Me and Flipside have kind of different approaches to the music business. Flip has all these dreams of hip hop stardom. When I dream, it´s of a house made of vinyl, with furniture made out of record decks, and my toothbrush is a tone arm. And I´ve got, like fifty arms so I can perform the most amazing scratching the world has ever seen. Then my mum comes in with a bucket of chicken as a reward for the multi-armed twiddling, and then there´s all these girls too - and they´re coming on to me. But it´s a bit awkward with my mum there and the girls just seem to want to mother me too, and I get kind of freaked out. So I try to run off, but I can´t because the records are all melting and I´m stuck in it, sinking down. And then Flip arrives to help me, but he´s not Flip, he´s Mr C out of The Shamen and he laughs at me as I´m sinking. And then the phone rings and it´s our manager Mr Brilliance telling me that he´s got us a gig promoting toilets or a company called Mr U-Bend, where we have to dress up as plumbing equipment and get heckled by toilet executives - and that´s when I know that I´ve woken up.
Flipside
Welcome to the church of Flipside - the man with the mouth on the mic. I live for my music, I am a rap zealot, a hip hop fun-da-mental-ist. One day soon the world is gonna discover my talent - and when it does it´s gonna be so hyped it´s gonna slam dunk itself through the rings of Saturn. And if I know anything about astrophysics - which I don´t - I´d say that might cause some localised weather problems, so you might want to pack a jumper.

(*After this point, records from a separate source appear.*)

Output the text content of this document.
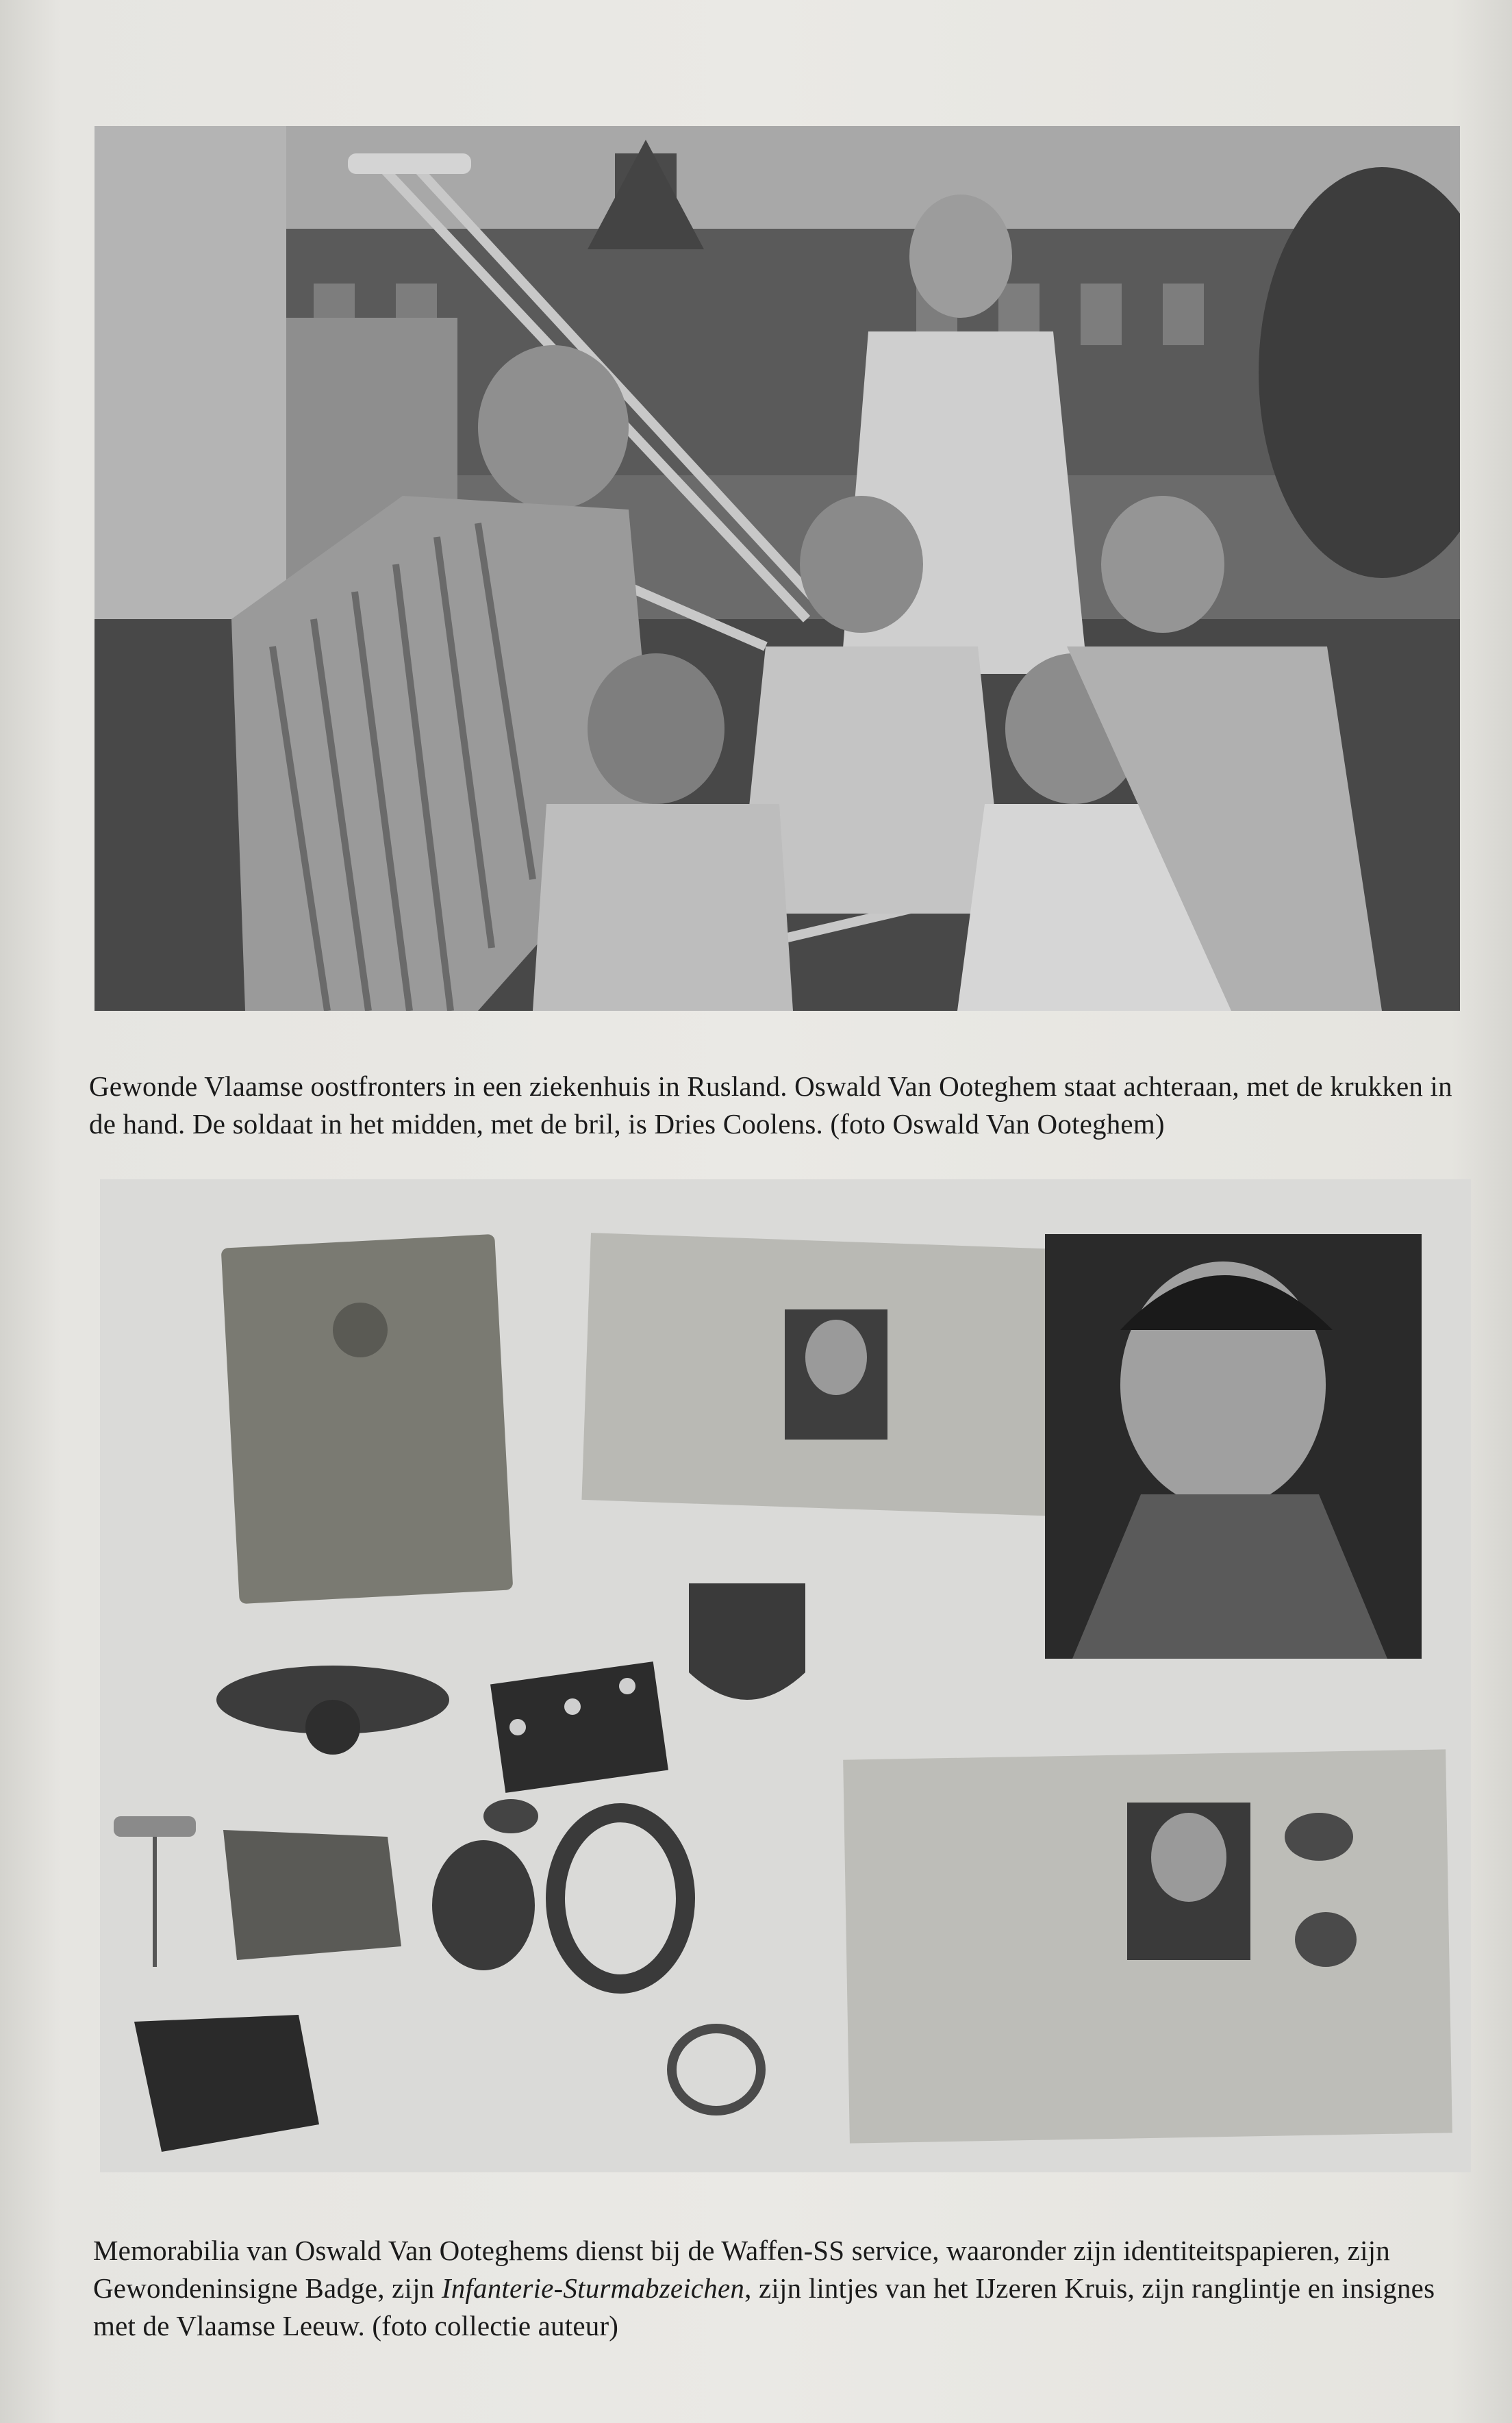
Gewonde Vlaamse oostfronters in een ziekenhuis in Rusland. Oswald Van Ooteghem staat achteraan, met de krukken in de hand. De soldaat in het midden, met de bril, is Dries Coolens. (foto Oswald Van Ooteghem)

Memorabilia van Oswald Van Ooteghems dienst bij de Waffen-SS service, waaronder zijn identiteitspapieren, zijn Gewondeninsigne Badge, zijn Infanterie-Sturmabzeichen, zijn lintjes van het IJzeren Kruis, zijn ranglintje en insignes met de Vlaamse Leeuw. (foto collectie auteur)
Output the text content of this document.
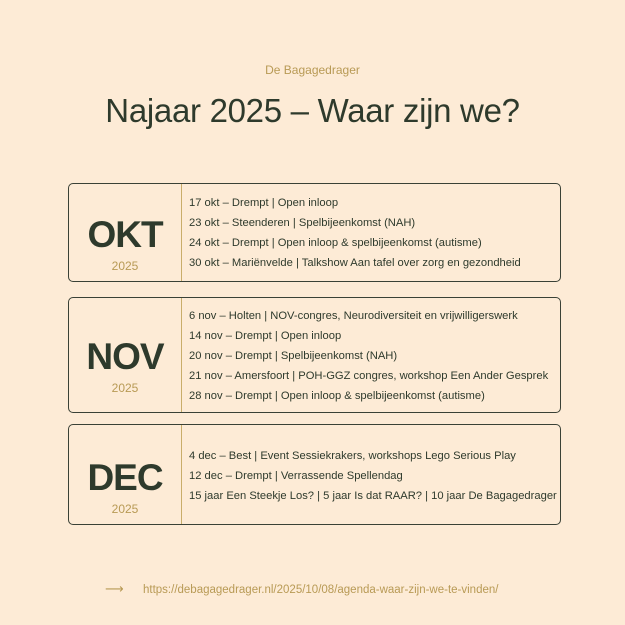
De Bagagedrager
Najaar 2025 – Waar zijn we?
OKT
2025
17 okt – Drempt | Open inloop
23 okt – Steenderen | Spelbijeenkomst (NAH)
24 okt – Drempt | Open inloop & spelbijeenkomst (autisme)
30 okt – Mariënvelde | Talkshow Aan tafel over zorg en gezondheid
NOV
2025
6 nov – Holten | NOV-congres, Neurodiversiteit en vrijwilligerswerk
14 nov – Drempt | Open inloop
20 nov – Drempt | Spelbijeenkomst (NAH)
21 nov – Amersfoort | POH-GGZ congres, workshop Een Ander Gesprek
28 nov – Drempt | Open inloop & spelbijeenkomst (autisme)
DEC
2025
4 dec – Best | Event Sessiekrakers, workshops Lego Serious Play
12 dec – Drempt | Verrassende Spellendag
15 jaar Een Steekje Los? | 5 jaar Is dat RAAR? | 10 jaar De Bagagedrager
⟶ https://debagagedrager.nl/2025/10/08/agenda-waar-zijn-we-te-vinden/
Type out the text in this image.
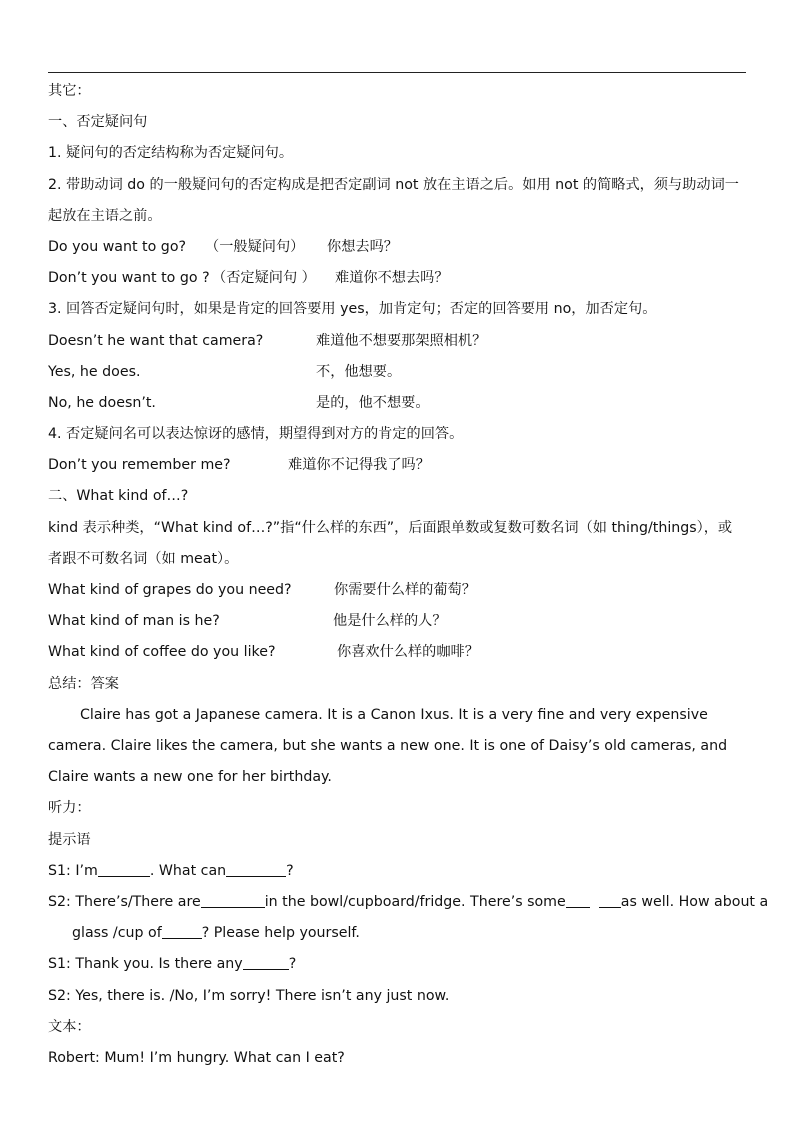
其它：
一、否定疑问句
1. 疑问句的否定结构称为否定疑问句。
2. 带助动词 do 的一般疑问句的否定构成是把否定副词 not 放在主语之后。如用 not 的简略式，须与助动词一起放在主语之前。
Do you want to go? （一般疑问句） 你想去吗？
Don’t you want to go ? （否定疑问句 ） 难道你不想去吗？
3. 回答否定疑问句时，如果是肯定的回答要用 yes，加肯定句；否定的回答要用 no，加否定句。
Doesn’t he want that camera?	难道他不想要那架照相机？
Yes, he does.	不，他想要。
No, he doesn’t.	是的，他不想要。
4. 否定疑问名可以表达惊讶的感情，期望得到对方的肯定的回答。
Don’t you remember me?	难道你不记得我了吗？
二、What kind of…?
kind 表示种类，“What kind of…?”指“什么样的东西”，后面跟单数或复数可数名词（如 thing/things），或者跟不可数名词（如 meat）。
What kind of grapes do you need?	你需要什么样的葡萄？
What kind of man is he?	他是什么样的人？
What kind of coffee do you like?	你喜欢什么样的咖啡？
总结：答案
Claire has got a Japanese camera. It is a Canon Ixus. It is a very fine and very expensive camera. Claire likes the camera, but she wants a new one. It is one of Daisy’s old cameras, and Claire wants a new one for her birthday.
听力：
提示语
S1: I’m	. What can	?
S2: There’s/There are	in the bowl/cupboard/fridge. There’s some	as well. How about a
glass /cup of	? Please help yourself.
S1: Thank you. Is there any	?
S2: Yes, there is. /No, I’m sorry! There isn’t any just now.
文本：
Robert: Mum! I’m hungry. What can I eat?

I was an only child when I was a child. In fact I was the only only child I knew. And not only was I the only only child, I was only the only only child in the orphanage. Cos I didn´t have a mum or a dad neither, which I guess made me a lonely only child. But on the plus side I had Trexx, who is more than my bro - he´s my big bucketful of homeboy. And what with me being so attractive to the ladies, it´s helpful to have a sad story - if I didn´t make the honeys go misty-eyed, they might go blind from staring too hard at my good looks all day long.
So take a deep breath, tie yourself to the ground and secure the area - cos the Flip lick is comin´ your way and there ain´t nothin´ gonna stop it. Unless it´s past 8pm, cos I gotta get up early for my post round and I need a good night´s sleep. But prior to the 8pm watershed I just mentioned, it´s unstoppable. Get with the Flip - I´m gonna put the hop into hip.